Produtores brasileiros enfrentam perda de competitividade
Os produtores de alho no Brasil acendem um alerta para uma crise no setor, impulsionada pelo aumento dos custos de produção, crescimento das importações e suspeitas de práticas desleais de comércio internacional.
De acordo com a Associação Nacional dos Produtores de Alho (Anapa), o alho importado da China chega ao mercado brasileiro com preço cerca de 15% inferior ao custo de produção nacional. Além disso, a Argentina também ampliou sua presença no país, levantando preocupações sobre possível dumping.
Santa Catarina pode perder até 60% da safra
A situação é considerada crítica em Santa Catarina, um dos principais estados produtores. Segundo o deputado Ismael dos Santos (PL-SC), integrante da Frente Parlamentar da Agropecuária (FPA), até 60% da safra local pode ser inviabilizada.
O parlamentar destacou a diferença de preços como um dos principais fatores de pressão sobre os produtores. Enquanto o alho argentino estaria sendo comercializado no Brasil a cerca de R$ 6 por quilo, o produto nacional é vendido a aproximadamente R$ 11, refletindo os custos mais elevados de produção.
O cenário coloca em risco cerca de 60 mil empregos no estado, diretamente ligados à cadeia produtiva do alho.
Setor leva demanda ao governo federal
As preocupações foram apresentadas à bancada da FPA e ao ministro da Agricultura e Pecuária, André de Paula, durante reunião realizada na última terça-feira (14).
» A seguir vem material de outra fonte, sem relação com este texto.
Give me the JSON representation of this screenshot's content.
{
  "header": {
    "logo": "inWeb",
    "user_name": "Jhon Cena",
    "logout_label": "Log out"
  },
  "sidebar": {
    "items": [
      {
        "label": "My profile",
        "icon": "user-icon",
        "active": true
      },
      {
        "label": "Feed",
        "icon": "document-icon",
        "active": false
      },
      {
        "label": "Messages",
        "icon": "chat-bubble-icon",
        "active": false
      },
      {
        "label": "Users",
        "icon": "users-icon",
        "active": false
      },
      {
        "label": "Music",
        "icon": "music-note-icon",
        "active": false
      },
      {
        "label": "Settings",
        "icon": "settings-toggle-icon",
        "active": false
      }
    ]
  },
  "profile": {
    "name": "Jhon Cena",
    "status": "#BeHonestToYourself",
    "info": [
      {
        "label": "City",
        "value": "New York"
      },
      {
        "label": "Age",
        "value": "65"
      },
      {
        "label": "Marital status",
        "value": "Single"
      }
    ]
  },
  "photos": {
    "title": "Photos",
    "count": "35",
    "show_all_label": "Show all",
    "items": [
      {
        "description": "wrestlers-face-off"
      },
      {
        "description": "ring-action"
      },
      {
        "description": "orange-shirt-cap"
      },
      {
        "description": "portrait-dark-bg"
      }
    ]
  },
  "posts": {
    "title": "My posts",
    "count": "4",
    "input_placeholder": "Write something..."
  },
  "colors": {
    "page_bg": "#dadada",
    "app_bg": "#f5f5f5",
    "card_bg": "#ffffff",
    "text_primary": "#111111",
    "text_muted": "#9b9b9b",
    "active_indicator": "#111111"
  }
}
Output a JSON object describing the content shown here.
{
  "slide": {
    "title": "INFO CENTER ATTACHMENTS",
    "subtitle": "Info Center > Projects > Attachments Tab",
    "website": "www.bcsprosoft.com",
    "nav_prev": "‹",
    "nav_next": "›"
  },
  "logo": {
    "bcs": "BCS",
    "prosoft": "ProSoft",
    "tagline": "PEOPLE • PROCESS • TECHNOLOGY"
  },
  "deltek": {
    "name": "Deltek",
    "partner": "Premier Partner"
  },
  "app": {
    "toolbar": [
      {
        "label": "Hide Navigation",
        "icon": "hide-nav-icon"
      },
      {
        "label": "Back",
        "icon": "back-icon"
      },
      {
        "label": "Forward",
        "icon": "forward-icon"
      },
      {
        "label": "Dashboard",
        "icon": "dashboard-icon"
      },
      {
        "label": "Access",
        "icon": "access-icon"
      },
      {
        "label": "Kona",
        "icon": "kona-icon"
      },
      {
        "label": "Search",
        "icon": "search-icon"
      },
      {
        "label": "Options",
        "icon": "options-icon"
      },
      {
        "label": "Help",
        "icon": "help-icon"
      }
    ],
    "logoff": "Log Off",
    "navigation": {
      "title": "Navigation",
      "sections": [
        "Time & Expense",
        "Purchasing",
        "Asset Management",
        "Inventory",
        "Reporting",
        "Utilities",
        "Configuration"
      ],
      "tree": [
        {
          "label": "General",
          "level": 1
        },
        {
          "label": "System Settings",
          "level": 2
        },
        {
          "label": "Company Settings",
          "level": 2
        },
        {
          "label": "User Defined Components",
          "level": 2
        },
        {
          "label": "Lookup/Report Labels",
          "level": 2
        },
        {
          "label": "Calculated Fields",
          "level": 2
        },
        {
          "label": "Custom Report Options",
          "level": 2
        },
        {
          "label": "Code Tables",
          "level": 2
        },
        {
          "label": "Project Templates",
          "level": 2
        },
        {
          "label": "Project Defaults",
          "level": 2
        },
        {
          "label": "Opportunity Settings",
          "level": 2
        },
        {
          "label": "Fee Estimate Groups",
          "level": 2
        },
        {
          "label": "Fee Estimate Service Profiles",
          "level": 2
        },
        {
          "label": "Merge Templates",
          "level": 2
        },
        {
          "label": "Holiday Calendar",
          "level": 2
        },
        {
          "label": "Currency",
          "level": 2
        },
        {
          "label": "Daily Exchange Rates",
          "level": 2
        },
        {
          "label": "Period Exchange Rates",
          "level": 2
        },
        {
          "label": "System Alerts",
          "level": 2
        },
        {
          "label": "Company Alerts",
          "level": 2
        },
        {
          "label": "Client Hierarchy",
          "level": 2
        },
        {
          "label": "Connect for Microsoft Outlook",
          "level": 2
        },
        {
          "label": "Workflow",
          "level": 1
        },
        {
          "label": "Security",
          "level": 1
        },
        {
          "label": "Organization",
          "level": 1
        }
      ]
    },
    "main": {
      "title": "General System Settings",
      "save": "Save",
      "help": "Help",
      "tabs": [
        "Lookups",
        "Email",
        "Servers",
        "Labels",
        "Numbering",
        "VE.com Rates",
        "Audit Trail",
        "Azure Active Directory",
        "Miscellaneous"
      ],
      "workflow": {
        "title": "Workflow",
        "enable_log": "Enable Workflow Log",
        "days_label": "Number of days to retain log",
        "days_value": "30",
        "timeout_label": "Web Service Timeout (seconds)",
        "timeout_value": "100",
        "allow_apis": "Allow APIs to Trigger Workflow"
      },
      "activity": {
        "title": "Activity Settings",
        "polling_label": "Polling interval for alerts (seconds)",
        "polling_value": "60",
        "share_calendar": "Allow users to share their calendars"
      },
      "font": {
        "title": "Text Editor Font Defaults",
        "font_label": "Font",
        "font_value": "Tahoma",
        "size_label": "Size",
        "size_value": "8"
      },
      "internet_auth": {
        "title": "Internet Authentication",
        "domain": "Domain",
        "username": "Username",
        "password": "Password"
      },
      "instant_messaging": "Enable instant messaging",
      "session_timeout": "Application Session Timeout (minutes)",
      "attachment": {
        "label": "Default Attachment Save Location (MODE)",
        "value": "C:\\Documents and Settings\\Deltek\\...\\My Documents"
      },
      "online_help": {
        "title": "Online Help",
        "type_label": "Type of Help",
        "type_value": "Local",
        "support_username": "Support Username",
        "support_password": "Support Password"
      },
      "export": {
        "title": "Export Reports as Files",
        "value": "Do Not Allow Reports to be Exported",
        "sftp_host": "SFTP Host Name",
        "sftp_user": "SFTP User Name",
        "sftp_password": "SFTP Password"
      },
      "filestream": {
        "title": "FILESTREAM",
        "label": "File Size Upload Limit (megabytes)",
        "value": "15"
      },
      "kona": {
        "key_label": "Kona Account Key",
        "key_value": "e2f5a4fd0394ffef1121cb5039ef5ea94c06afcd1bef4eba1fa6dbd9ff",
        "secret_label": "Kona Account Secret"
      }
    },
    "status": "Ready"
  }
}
Na ocasião, a Anapa entregou um documento com dados detalhados sobre os custos de produção no Brasil e o aumento das importações vindas da China e da Argentina, solicitando medidas urgentes para proteger o setor.
Pedido de investigação antidumping contra a Argentina
Entre as principais demandas está a abertura de uma investigação antidumping sobre o alho argentino. A entidade argumenta que há indícios de entrada do produto no Brasil fora dos padrões e classificações exigidos.
Segundo a associação, a apuração técnica é necessária para avaliar as condições de concorrência e, se comprovadas irregularidades, permitir a aplicação de medidas de defesa comercial.
Revisão de regras para importação de alho chinês
Outro ponto central do pleito é a revisão do mecanismo de compromisso de preço aplicado às importações de alho chinês.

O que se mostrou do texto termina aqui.